American computer programmer Virgil Griffith pleaded guilty to illegally helping North Korea with cryptocurrency transactions. This was reported on Monday, September 27, on the official website of the U.S. Department of Justice.

According to the Justice Department, Griffith’s advice included technical information on the use of cryptocurrency and blockchain technology to circumvent U.S. sanctions.

“Griffith compromised the national security of the United States by circumventing sanctions imposed by Congress and the president by supporting the treacherous North Korean regime,” said United States Attorney for the Southern District of New York Audrey Strauss.
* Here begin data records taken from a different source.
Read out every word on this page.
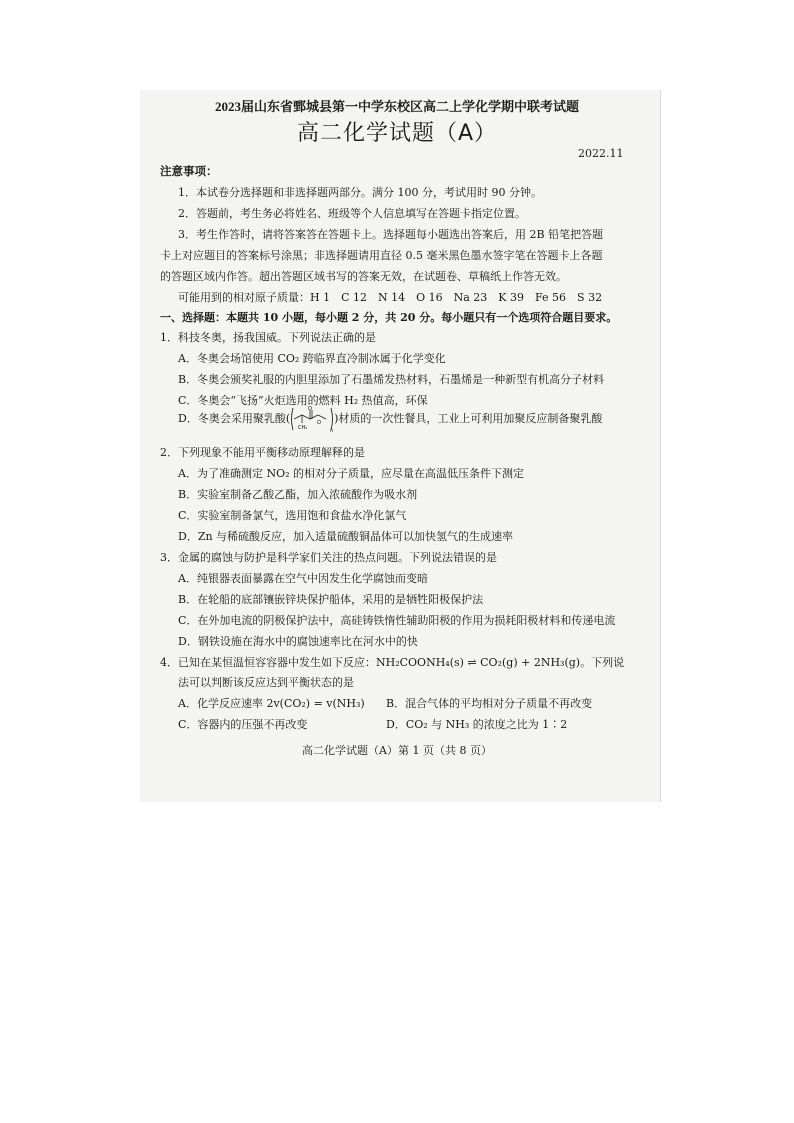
2023届山东省鄄城县第一中学东校区高二上学化学期中联考试题
高二化学试题（A）
2022.11
注意事项：
1．本试卷分选择题和非选择题两部分。满分 100 分，考试用时 90 分钟。
2．答题前，考生务必将姓名、班级等个人信息填写在答题卡指定位置。
3．考生作答时，请将答案答在答题卡上。选择题每小题选出答案后，用 2B 铅笔把答题
卡上对应题目的答案标号涂黑；非选择题请用直径 0.5 毫米黑色墨水签字笔在答题卡上各题
的答题区域内作答。超出答题区域书写的答案无效，在试题卷、草稿纸上作答无效。
可能用到的相对原子质量：H 1　C 12　N 14　O 16　Na 23　K 39　Fe 56　S 32
一、选择题：本题共 10 小题，每小题 2 分，共 20 分。每小题只有一个选项符合题目要求。
1．科技冬奥，扬我国威。下列说法正确的是
A．冬奥会场馆使用 CO₂ 跨临界直冷制冰属于化学变化
B．冬奥会颁奖礼服的内胆里添加了石墨烯发热材料，石墨烯是一种新型有机高分子材料
C．冬奥会“飞扬”火炬选用的燃料 H₂ 热值高，环保
D．冬奥会采用聚乳酸(
O
O
CH₃	n
)材质的一次性餐具，工业上可利用加聚反应制备聚乳酸
2．下列现象不能用平衡移动原理解释的是
A．为了准确测定 NO₂ 的相对分子质量，应尽量在高温低压条件下测定
B．实验室制备乙酸乙酯，加入浓硫酸作为吸水剂
C．实验室制备氯气，选用饱和食盐水净化氯气
D．Zn 与稀硫酸反应，加入适量硫酸铜晶体可以加快氢气的生成速率
3．金属的腐蚀与防护是科学家们关注的热点问题。下列说法错误的是
A．纯银器表面暴露在空气中因发生化学腐蚀而变暗
B．在轮船的底部镶嵌锌块保护船体，采用的是牺牲阳极保护法
C．在外加电流的阴极保护法中，高硅铸铁惰性辅助阳极的作用为损耗阳极材料和传递电流
D．钢铁设施在海水中的腐蚀速率比在河水中的快
4．已知在某恒温恒容容器中发生如下反应：NH₂COONH₄(s) ⇌ CO₂(g) + 2NH₃(g)。下列说
法可以判断该反应达到平衡状态的是
A．化学反应速率 2v(CO₂) = v(NH₃) B．混合气体的平均相对分子质量不再改变
C．容器内的压强不再改变	D．CO₂ 与 NH₃ 的浓度之比为 1∶2
高二化学试题（A）第 1 页（共 8 页）
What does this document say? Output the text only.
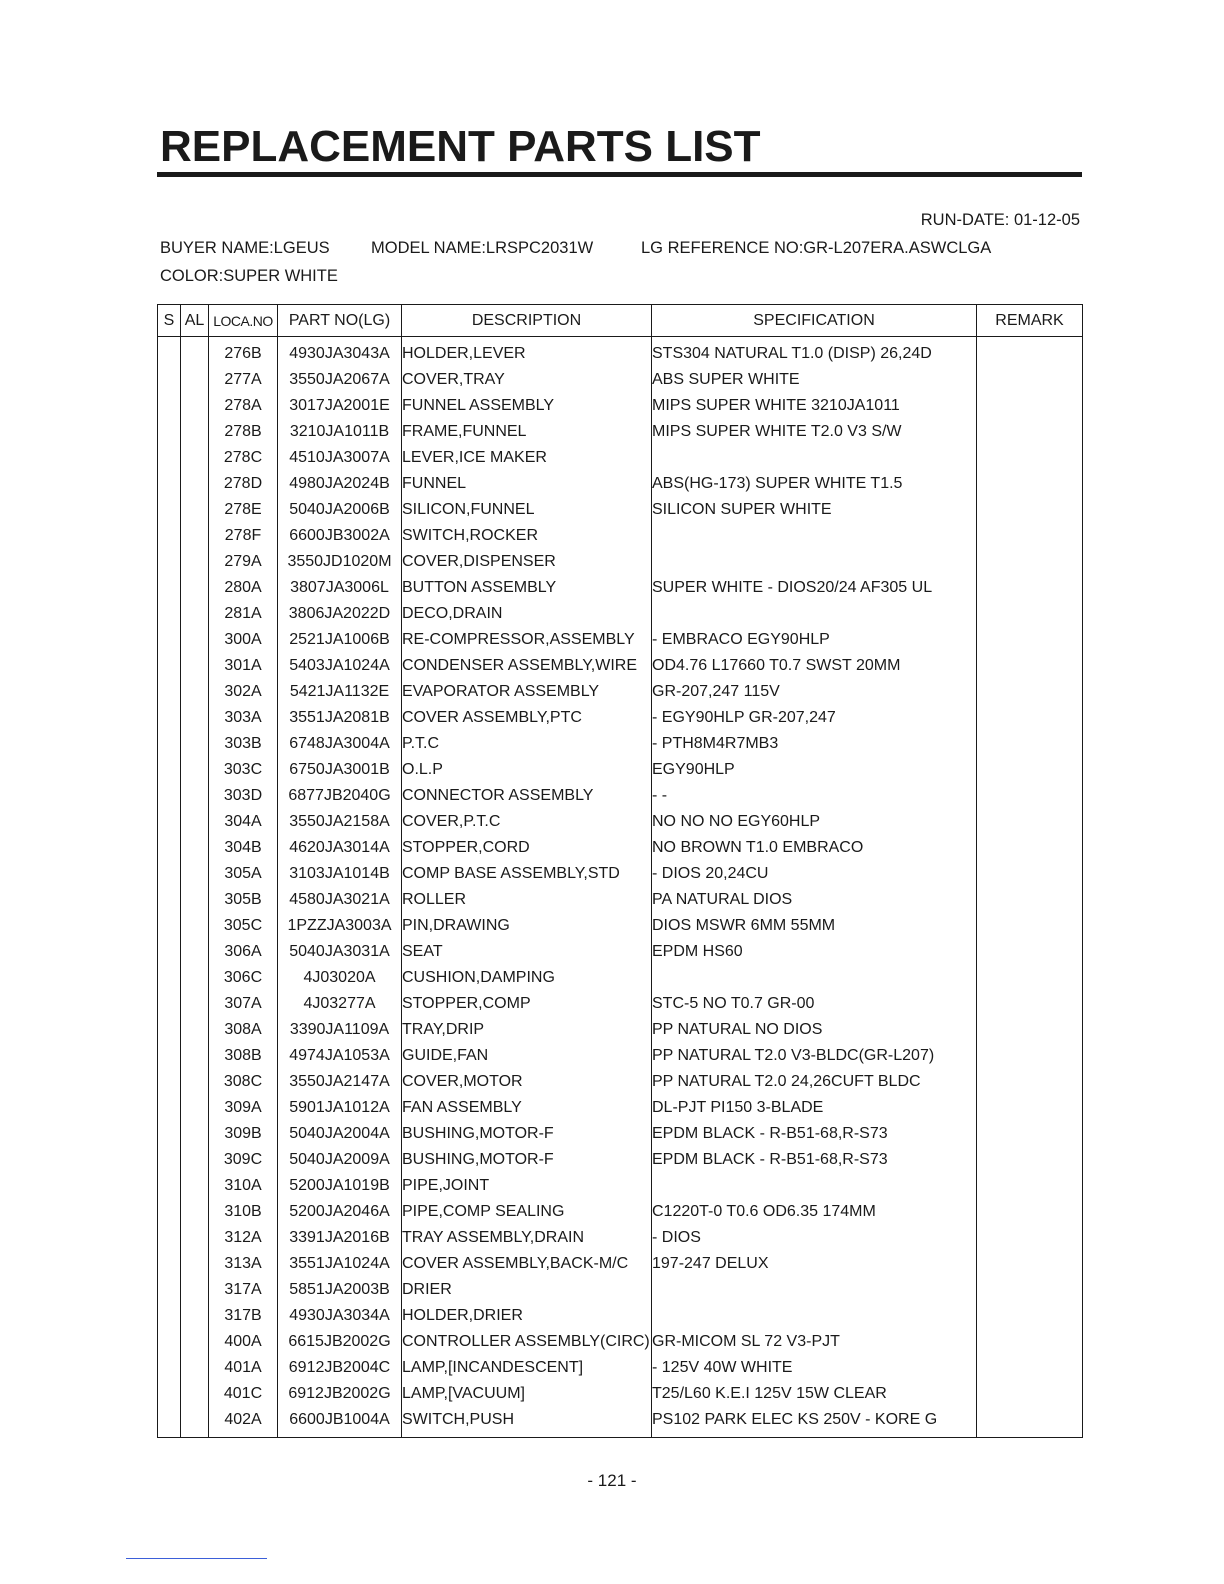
REPLACEMENT PARTS LIST
RUN-DATE: 01-12-05
BUYER NAME:LGEUS	MODEL NAME:LRSPC2031W	LG REFERENCE NO:GR-L207ERA.ASWCLGA
COLOR:SUPER WHITE
S	AL	LOCA.NO	PART NO(LG)	DESCRIPTION	SPECIFICATION	REMARK
		276B	4930JA3043A	HOLDER,LEVER	STS304 NATURAL T1.0 (DISP) 26,24D	
		277A	3550JA2067A	COVER,TRAY	ABS SUPER WHITE	
		278A	3017JA2001E	FUNNEL ASSEMBLY	MIPS SUPER WHITE 3210JA1011	
		278B	3210JA1011B	FRAME,FUNNEL	MIPS SUPER WHITE T2.0 V3 S/W	
		278C	4510JA3007A	LEVER,ICE MAKER		
		278D	4980JA2024B	FUNNEL	ABS(HG-173) SUPER WHITE T1.5	
		278E	5040JA2006B	SILICON,FUNNEL	SILICON SUPER WHITE	
		278F	6600JB3002A	SWITCH,ROCKER		
		279A	3550JD1020M	COVER,DISPENSER		
		280A	3807JA3006L	BUTTON ASSEMBLY	SUPER WHITE - DIOS20/24 AF305 UL	
		281A	3806JA2022D	DECO,DRAIN		
		300A	2521JA1006B	RE-COMPRESSOR,ASSEMBLY	- EMBRACO EGY90HLP	
		301A	5403JA1024A	CONDENSER ASSEMBLY,WIRE	OD4.76 L17660 T0.7 SWST 20MM	
		302A	5421JA1132E	EVAPORATOR ASSEMBLY	GR-207,247 115V	
		303A	3551JA2081B	COVER ASSEMBLY,PTC	- EGY90HLP GR-207,247	
		303B	6748JA3004A	P.T.C	- PTH8M4R7MB3	
		303C	6750JA3001B	O.L.P	EGY90HLP	
		303D	6877JB2040G	CONNECTOR ASSEMBLY	- -	
		304A	3550JA2158A	COVER,P.T.C	NO NO NO EGY60HLP	
		304B	4620JA3014A	STOPPER,CORD	NO BROWN T1.0 EMBRACO	
		305A	3103JA1014B	COMP BASE ASSEMBLY,STD	- DIOS 20,24CU	
		305B	4580JA3021A	ROLLER	PA NATURAL DIOS	
		305C	1PZZJA3003A	PIN,DRAWING	DIOS MSWR 6MM 55MM	
		306A	5040JA3031A	SEAT	EPDM HS60	
		306C	4J03020A	CUSHION,DAMPING		
		307A	4J03277A	STOPPER,COMP	STC-5 NO T0.7 GR-00	
		308A	3390JA1109A	TRAY,DRIP	PP NATURAL NO DIOS	
		308B	4974JA1053A	GUIDE,FAN	PP NATURAL T2.0 V3-BLDC(GR-L207)	
		308C	3550JA2147A	COVER,MOTOR	PP NATURAL T2.0 24,26CUFT BLDC	
		309A	5901JA1012A	FAN ASSEMBLY	DL-PJT PI150 3-BLADE	
		309B	5040JA2004A	BUSHING,MOTOR-F	EPDM BLACK - R-B51-68,R-S73	
		309C	5040JA2009A	BUSHING,MOTOR-F	EPDM BLACK - R-B51-68,R-S73	
		310A	5200JA1019B	PIPE,JOINT		
		310B	5200JA2046A	PIPE,COMP SEALING	C1220T-0 T0.6 OD6.35 174MM	
		312A	3391JA2016B	TRAY ASSEMBLY,DRAIN	- DIOS	
		313A	3551JA1024A	COVER ASSEMBLY,BACK-M/C	197-247 DELUX	
		317A	5851JA2003B	DRIER		
		317B	4930JA3034A	HOLDER,DRIER		
		400A	6615JB2002G	CONTROLLER ASSEMBLY(CIRC)	GR-MICOM SL 72 V3-PJT	
		401A	6912JB2004C	LAMP,[INCANDESCENT]	- 125V 40W WHITE	
		401C	6912JB2002G	LAMP,[VACUUM]	T25/L60 K.E.I 125V 15W CLEAR	
		402A	6600JB1004A	SWITCH,PUSH	PS102 PARK ELEC KS 250V - KORE G	
- 121 -
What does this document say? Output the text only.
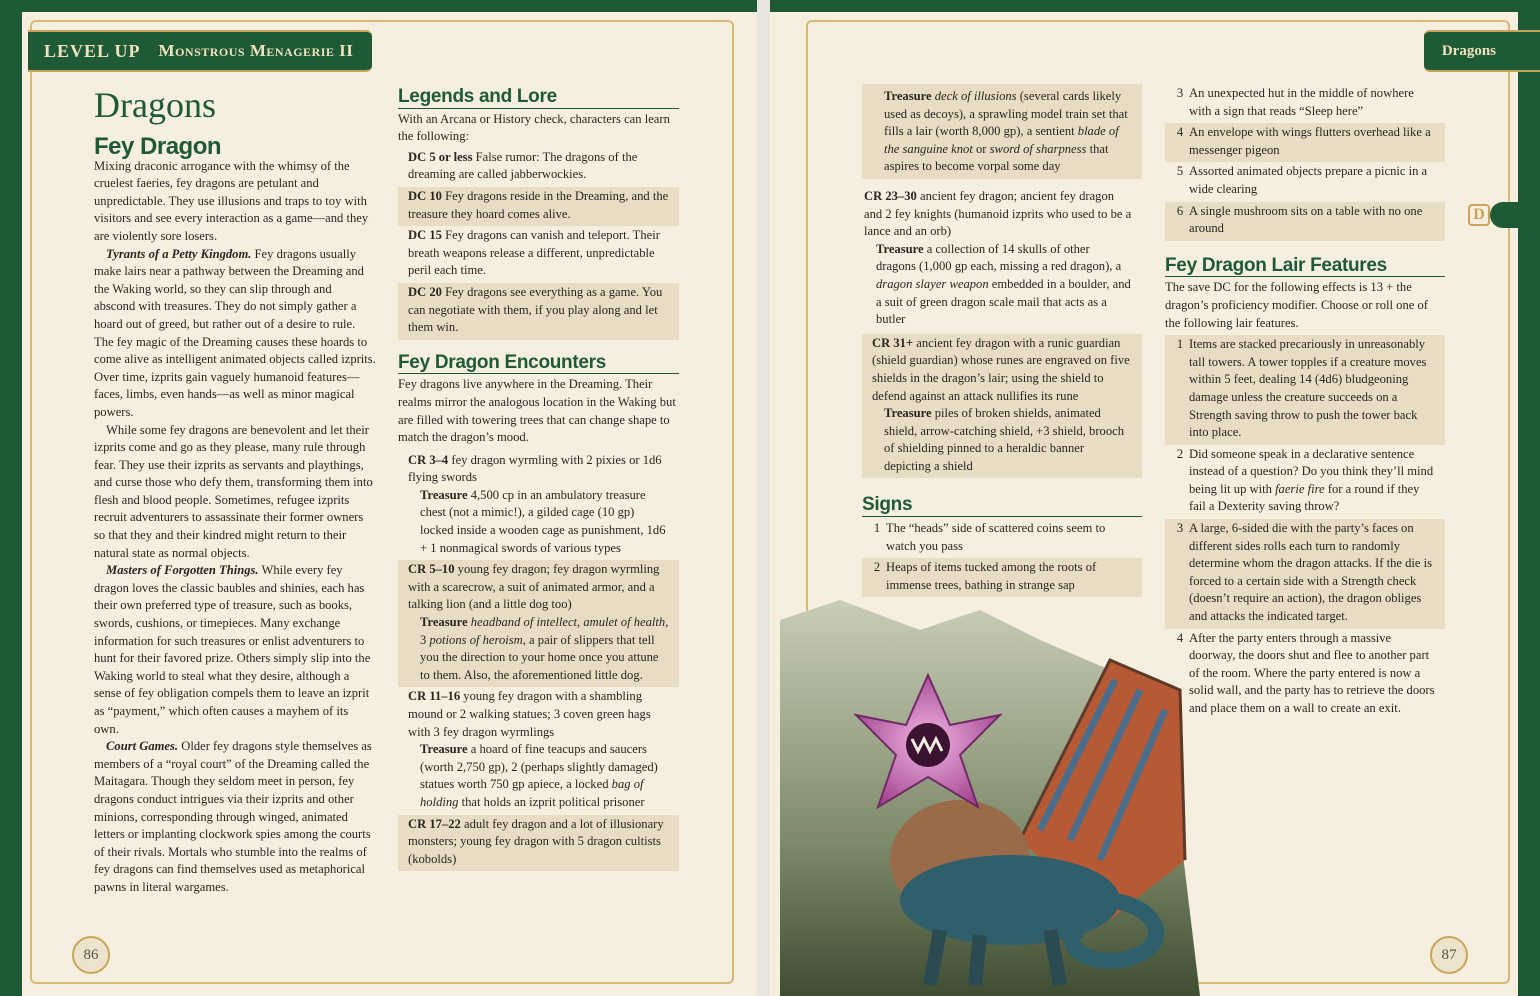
LEVEL UP Monstrous Menagerie II
Dragons
Fey Dragon

Mixing draconic arrogance with the whimsy of the cruelest faeries, fey dragons are petulant and unpredictable. They use illusions and traps to toy with visitors and see every interaction as a game—and they are violently sore losers.

Tyrants of a Petty Kingdom. Fey dragons usually make lairs near a pathway between the Dreaming and the Waking world, so they can slip through and abscond with treasures. They do not simply gather a hoard out of greed, but rather out of a desire to rule. The fey magic of the Dreaming causes these hoards to come alive as intelligent animated objects called izprits. Over time, izprits gain vaguely humanoid features—faces, limbs, even hands—as well as minor magical powers.

While some fey dragons are benevolent and let their izprits come and go as they please, many rule through fear. They use their izprits as servants and playthings, and curse those who defy them, transforming them into flesh and blood people. Sometimes, refugee izprits recruit adventurers to assassinate their former owners so that they and their kindred might return to their natural state as normal objects.

Masters of Forgotten Things. While every fey dragon loves the classic baubles and shinies, each has their own preferred type of treasure, such as books, swords, cushions, or timepieces. Many exchange information for such treasures or enlist adventurers to hunt for their favored prize. Others simply slip into the Waking world to steal what they desire, although a sense of fey obligation compels them to leave an izprit as “payment,” which often causes a mayhem of its own.

Court Games. Older fey dragons style themselves as members of a “royal court” of the Dreaming called the Maitagara. Though they seldom meet in person, fey dragons conduct intrigues via their izprits and other minions, corresponding through winged, animated letters or implanting clockwork spies among the courts of their rivals. Mortals who stumble into the realms of fey dragons can find themselves used as metaphorical pawns in literal wargames.

Legends and Lore

With an Arcana or History check, characters can learn the following:

DC 5 or less False rumor: The dragons of the dreaming are called jabberwockies.
DC 10 Fey dragons reside in the Dreaming, and the treasure they hoard comes alive.
DC 15 Fey dragons can vanish and teleport. Their breath weapons release a different, unpredictable peril each time.
DC 20 Fey dragons see everything as a game. You can negotiate with them, if you play along and let them win.
Fey Dragon Encounters

Fey dragons live anywhere in the Dreaming. Their realms mirror the analogous location in the Waking but are filled with towering trees that can change shape to match the dragon’s mood.

CR 3–4 fey dragon wyrmling with 2 pixies or 1d6 flying swords
Treasure 4,500 cp in an ambulatory treasure chest (not a mimic!), a gilded cage (10 gp) locked inside a wooden cage as punishment, 1d6 + 1 nonmagical swords of various types
CR 5–10 young fey dragon; fey dragon wyrmling with a scarecrow, a suit of animated armor, and a talking lion (and a little dog too)
Treasure headband of intellect, amulet of health, 3 potions of heroism, a pair of slippers that tell you the direction to your home once you attune to them. Also, the aforementioned little dog.
CR 11–16 young fey dragon with a shambling mound or 2 walking statues; 3 coven green hags with 3 fey dragon wyrmlings
Treasure a hoard of fine teacups and saucers (worth 2,750 gp), 2 (perhaps slightly damaged) statues worth 750 gp apiece, a locked bag of holding that holds an izprit political prisoner
CR 17–22 adult fey dragon and a lot of illusionary monsters; young fey dragon with 5 dragon cultists (kobolds)
86
Dragons
D
Treasure deck of illusions (several cards likely used as decoys), a sprawling model train set that fills a lair (worth 8,000 gp), a sentient blade of the sanguine knot or sword of sharpness that aspires to become vorpal some day
CR 23–30 ancient fey dragon; ancient fey dragon and 2 fey knights (humanoid izprits who used to be a lance and an orb)
Treasure a collection of 14 skulls of other dragons (1,000 gp each, missing a red dragon), a dragon slayer weapon embedded in a boulder, and a suit of green dragon scale mail that acts as a butler
CR 31+ ancient fey dragon with a runic guardian (shield guardian) whose runes are engraved on five shields in the dragon’s lair; using the shield to defend against an attack nullifies its rune
Treasure piles of broken shields, animated shield, arrow-catching shield, +3 shield, brooch of shielding pinned to a heraldic banner depicting a shield
Signs
1 The “heads” side of scattered coins seem to watch you pass
2 Heaps of items tucked among the roots of immense trees, bathing in strange sap
3 An unexpected hut in the middle of nowhere with a sign that reads “Sleep here”
4 An envelope with wings flutters overhead like a messenger pigeon
5 Assorted animated objects prepare a picnic in a wide clearing
6 A single mushroom sits on a table with no one around
Fey Dragon Lair Features

The save DC for the following effects is 13 + the dragon’s proficiency modifier. Choose or roll one of the following lair features.

1 Items are stacked precariously in unreasonably tall towers. A tower topples if a creature moves within 5 feet, dealing 14 (4d6) bludgeoning damage unless the creature succeeds on a Strength saving throw to push the tower back into place.
2 Did someone speak in a declarative sentence instead of a question? Do you think they’ll mind being lit up with faerie fire for a round if they fail a Dexterity saving throw?
3 A large, 6-sided die with the party’s faces on different sides rolls each turn to randomly determine whom the dragon attacks. If the die is forced to a certain side with a Strength check (doesn’t require an action), the dragon obliges and attacks the indicated target.
4 After the party enters through a massive doorway, the doors shut and flee to another part of the room. Where the party entered is now a solid wall, and the party has to retrieve the doors and place them on a wall to create an exit.
87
The 38-year-old programmer began consulting back in 2018, and in 2019, despite a U.S. State Department ban on entering the DPRK, he visited Pyongyang, where he attended a conference on cryptocurrencies and blockchain. There, he and his associates spoke about ways to launder money and circumvent sanctions using these technologies.

In addition, according to the materials of the investigation, the programmer hatched plans to facilitate the exchange of cryptocurrencies between the DPRK and South Korea.

As noted in the report of the Ministry, the sentence will be announced on January 18, 2022, the charges could face up to 20 years in prison.

Griffith was arrested in November 2019 and later released on $1 million bail secured by his relatives’ real estate. However, in July 2021, the programmer was arrested again for violating the terms of his release. As reported by the U.S. Attorney’s Office, he tried to gain access to his account on the Coinbase exchange in order to use the money to flee the country.